- Episode no.: Season 3 Episode 14
- Directed by: Tim Minear
- Written by: Tim Minear; Jeffrey Bell;
- Production code: 3ADH14
- Original air date: February 18, 2002

Guest appearances
- Andy Hallett as Lorne; Mark Lutz as The Groosalugg; Bernard K. Addison as Monster; Steven Hack as Lionel; Fanshen Cox as Anita; Marisa Matarazzo as Susan; Scott Donovan as Jerry; Bob Rumnock as Businessman; Vanie Poyey as Pillow Fight Woman; Michael Otis as Pillow Fight Man;

Episode chronology
| ← Previous "Waiting in the Wings" | Next → "Loyalty" |
- Angel season 3

= Couplet (Angel) =

"Couplet" is the 14th episode of the third season of the American television series Angel.

==Plot synopsis==
At her apartment, Cordelia changes into something comfortable while Groo explains how he was dethroned in Pylea. They kiss, but after Cordelia sees a demon in Groo's place as a vision painlessly hits her, she's no longer in the mood.

The next morning, Angel carries Connor around and talks with Wesley about investigating prophecies about Connor. Cordelia arrives with Groo in tow. She informs them about the demon from her vision and that it will be surfacing later that day. When the topic returns to Cordelia's lack of a sex life, she tells her friends about her worry of losing her visions to Groo if they did actually have sex. Meanwhile, Gunn and Fred have breakfast together and talk. As they lean in for a kiss, their beepers go off with calls from Wesley.

While a picture of the demon, a Senih'd, is passed around, Wesley explains the plan. As Groo raises the subject of Cordelia's obvious sadness, Angel explains Cordelia's fear of losing something if she gets too close to Groo. Following a trail of blood, the two demon hunters find the demon and battle with it. The Senih'd breaks through a wall into the daylight, and only Groo can follow to destroy it. Cordelia and the others arrive just in time to congratulate him.

While Groo recounts his battle to the others, Angel talks with a Ms. Frakes about investigating a witch who is supposedly seducing her fiancé. Wesley assigns the job to Gunn, but Fred tags along too, much to Wesley's dismay. Wesley and Angel go to a bookstore for a supposedly rare text of commentaries on the scrolls about Connor. Back at the office, Groo agrees to let Cordelia give him a complete makeover, thinking that it will make her love him more. She explains that she already has strong feelings for him, and he then understands Cordelia is concerned about losing her visions.

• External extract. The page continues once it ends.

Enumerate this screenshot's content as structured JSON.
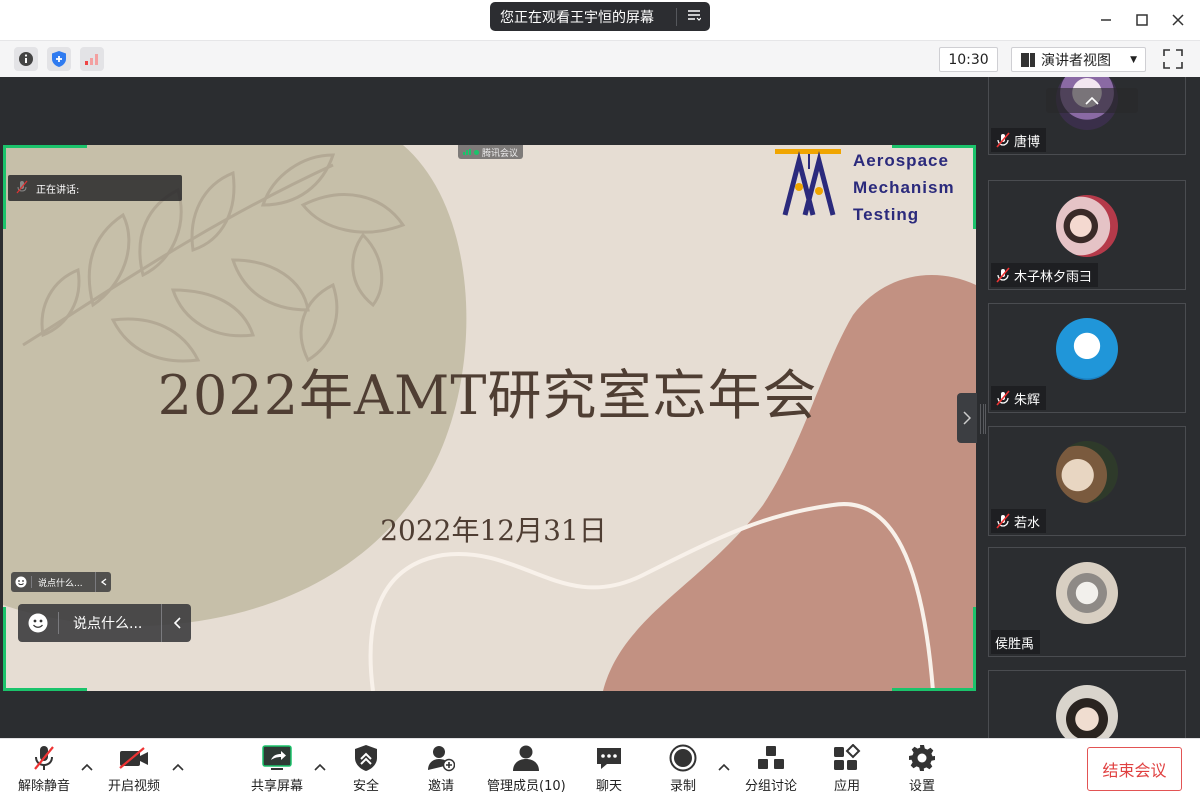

Jerry, the fiancé, is tailed by Gunn and Fred who videotape the man as he waits beside a large tree. The two start kissing and distractedly miss the moment when Jerry disappears. Cordelia asks Angel for the favor of escorting Groo to a demon brothel where a magic potion is held which will allow her to have sex with Groo without losing her visions.

Gunn and Fred refer to the videotape for evidence of Jerry's disappearance and watch him get sucked into the ground by the tree's roots a few seconds before they're sucked down as well. At the brothel, Angel and Groo follow Anita past tempting sights into a room where cash is exchanged for the potion. When Anita questions Angel's presence there, he gets a phone call from Gunn and Fred who are bound by tree roots underground. They explain that it is a living flesh tree with an internet connection which lures victims in order to suck the life out of them. Naturally, they avoid contacting Wesley and instead request the Groosalugg.

Before reaching the underground spot where Gunn and Fred are held, Groo has Angel keep the potion safe and then rushes into battle, despite Angel's suggestions. The tree quickly sticks one of its fleshy roots deep into Groo's chest. The tree gets stronger as it feeds on Groo, so Angel questions the tree as he pounds Groo into unconsciousness. The tree impales Angel instead, and suddenly the tree begins to die as it feeds off of Angel's dead heart. The others break free, and Gunn finishes the tree demon off.

Later that night, Wesley talks with Ms. Frakes on the phone, confirming that Jerry survived. Fred goes to get cleaned up while Gunn stays to talk with Wesley. Wesley expresses his concern for Fred and her feelings and although it takes a few moments, Gunn realizes the real reason for Wesley's worry. Cordelia tends to Groo's wounds, and Groo confesses his reckless behavior earlier that evening, but Cordy is only turned on more by his honesty.

Eager for sex, Cordelia is about to rush out, when Angel stops her. He insists that she accept some money he has saved up so that she can take a sunny vacation with Groo. Lorne lays Connor down for bed and as soon as Angel arrives, leaves him to be alone with his son. Angel carries Connor downstairs and finds Wesley working in the office. As the two leave, Wesley looks down on his notepad where he has translated, "The Father will kill The Son."